The knowledge we have of the most extreme effect is due to a controversial medical study on Hisashi Ouchi, who in an accident in 1999 was likely exposed to the highest level of radiation any human has experienced. He was kept alive for 83 days against his will while in terrible pain.
He received in a fraction of a second 17 sieverts of radiation – over double what is believed to be the fatal dosage and 340 times more than the maximum dosage a nuclear site worker in the US can be exposed to over a year. People have estimated that the amount of ionizing radiation (not energy) was comparable to the hypocenter of the Hiroshima nuclear bomb explosion. In a book detailing the aftermath of the accident, it is stated that Ouchi’s chromosomes were broken and scrambled beyond recognition.
A less horrifying but equally important case happened in Russia in 1978. Scientist Anatoli Bugorski was hit in the head by a proton beam while checking a malfunctioning piece of equipment. He received more than 8 sieverts of radiation. He is reported to have said he saw a flash brighter than a thousand Suns, but felt no pain. The left side of his face swelled beyond recognition and the doctors thought he would die within a few days. But he didn’t. He lost hearing in his left ear and that side of the face was left paralyzed (and also wrinkle free). However, he recovered and even completed his PhD.
These two examples are extreme cases of what radiation can do to the human body, but they shouldn’t make us fearful of nuclear technology. Radiation has a wide range of applications in medicine. The most common use is probably X-rays, which let us look inside the body. Radioactive elements are also used to treat cancer and understand certain biological functions. Even particle beams, not too dissimilar to the one that almost killed Bugorski, have their uses in medicine. Proton therapy is also used to kill tumors.

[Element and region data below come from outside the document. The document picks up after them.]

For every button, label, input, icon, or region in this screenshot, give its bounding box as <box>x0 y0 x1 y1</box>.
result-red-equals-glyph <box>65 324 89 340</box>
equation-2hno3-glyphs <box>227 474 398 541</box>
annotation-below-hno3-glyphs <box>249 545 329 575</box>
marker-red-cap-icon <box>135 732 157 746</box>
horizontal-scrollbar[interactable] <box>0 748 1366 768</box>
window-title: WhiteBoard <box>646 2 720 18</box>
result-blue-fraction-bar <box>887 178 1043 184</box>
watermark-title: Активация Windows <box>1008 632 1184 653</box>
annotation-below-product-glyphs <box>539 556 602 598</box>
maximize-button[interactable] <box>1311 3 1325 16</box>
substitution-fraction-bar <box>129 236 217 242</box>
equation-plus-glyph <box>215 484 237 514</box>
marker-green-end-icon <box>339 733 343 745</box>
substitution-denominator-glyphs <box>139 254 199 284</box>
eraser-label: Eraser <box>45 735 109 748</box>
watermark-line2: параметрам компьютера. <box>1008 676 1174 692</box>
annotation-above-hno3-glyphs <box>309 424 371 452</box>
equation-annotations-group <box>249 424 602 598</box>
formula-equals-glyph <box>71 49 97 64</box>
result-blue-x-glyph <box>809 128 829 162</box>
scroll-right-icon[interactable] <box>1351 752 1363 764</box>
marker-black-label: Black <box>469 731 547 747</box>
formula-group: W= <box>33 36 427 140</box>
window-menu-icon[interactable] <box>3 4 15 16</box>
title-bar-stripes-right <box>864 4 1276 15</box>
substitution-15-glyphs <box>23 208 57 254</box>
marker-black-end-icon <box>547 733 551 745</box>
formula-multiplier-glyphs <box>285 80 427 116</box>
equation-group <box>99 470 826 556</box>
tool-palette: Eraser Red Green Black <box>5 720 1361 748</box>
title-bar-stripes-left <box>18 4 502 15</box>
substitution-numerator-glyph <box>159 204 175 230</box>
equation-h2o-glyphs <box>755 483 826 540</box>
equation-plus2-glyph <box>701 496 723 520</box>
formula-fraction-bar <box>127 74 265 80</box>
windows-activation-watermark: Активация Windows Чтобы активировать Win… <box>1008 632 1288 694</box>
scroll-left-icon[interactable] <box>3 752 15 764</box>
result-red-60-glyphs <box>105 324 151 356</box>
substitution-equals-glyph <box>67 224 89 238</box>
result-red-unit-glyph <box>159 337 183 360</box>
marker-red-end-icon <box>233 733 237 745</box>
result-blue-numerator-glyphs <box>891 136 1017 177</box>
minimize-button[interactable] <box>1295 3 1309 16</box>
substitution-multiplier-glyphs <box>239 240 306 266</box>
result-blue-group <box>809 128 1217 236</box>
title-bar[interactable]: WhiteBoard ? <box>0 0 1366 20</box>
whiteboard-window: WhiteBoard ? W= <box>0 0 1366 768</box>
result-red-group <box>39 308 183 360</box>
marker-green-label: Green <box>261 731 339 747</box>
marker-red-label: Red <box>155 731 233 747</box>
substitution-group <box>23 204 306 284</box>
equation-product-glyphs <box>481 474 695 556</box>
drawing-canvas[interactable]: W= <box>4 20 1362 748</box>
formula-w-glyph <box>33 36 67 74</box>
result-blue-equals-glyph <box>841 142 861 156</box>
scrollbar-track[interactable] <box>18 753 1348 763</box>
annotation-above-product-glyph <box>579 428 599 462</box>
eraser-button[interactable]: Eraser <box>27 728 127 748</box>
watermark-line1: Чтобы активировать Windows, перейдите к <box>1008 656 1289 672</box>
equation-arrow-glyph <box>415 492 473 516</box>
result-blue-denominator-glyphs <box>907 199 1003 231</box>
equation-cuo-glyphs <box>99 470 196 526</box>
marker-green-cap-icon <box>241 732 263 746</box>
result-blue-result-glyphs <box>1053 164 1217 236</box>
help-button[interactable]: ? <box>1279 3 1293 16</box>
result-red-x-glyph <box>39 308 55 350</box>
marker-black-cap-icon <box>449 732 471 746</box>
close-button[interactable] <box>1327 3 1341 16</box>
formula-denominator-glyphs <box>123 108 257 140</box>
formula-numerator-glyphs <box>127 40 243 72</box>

When we think of radiation we often think of nuclear disasters like Chernobyl and Fukushima, but nuclear energy production remains one of the safest methods to generate electricity.
"Nuclear power is an effective generation source for 11 percent of global electricity and is reasonably safe. Safety can be compared across electricity generation sources using their 'deathprint' (deaths per trillion KWh), with nuclear scoring 90 compared to the 100,000 of coal,” Dr Ben Britton, deputy director of the Centre for Nuclear Engineering at Imperial College, told IFLScience.
Nuclear is better than renewable resources such as solar (deathprint = 440 deaths per trillion kWh) wind power (150), and hydroelectric power (1,400). There is a lot of regulation keeping nuclear power plants running safely. For example, if you live within 80 kilometers (50 miles) from a nuclear power plant, you get about 0.09 microsieverts every year, which is less than twice the amount you get from sleeping next to someone (0.05 microsieverts). Please don’t take this as "being single saves you from radiation."
Most forms of radiation are harmless to us – and yes, a few are dangerous. But we can use it to make the world cleaner and ourselves healthier. It is important to understand radiation without fear or prejudice.
Update: The original version of this article linked to a blog post (Trigger warning: extremely graphic images) that claimed it showed images of Hisashi Ouchi after his accident. That claim has now been debunked in a video (TW: extremely graphic images) and a Reddit thread.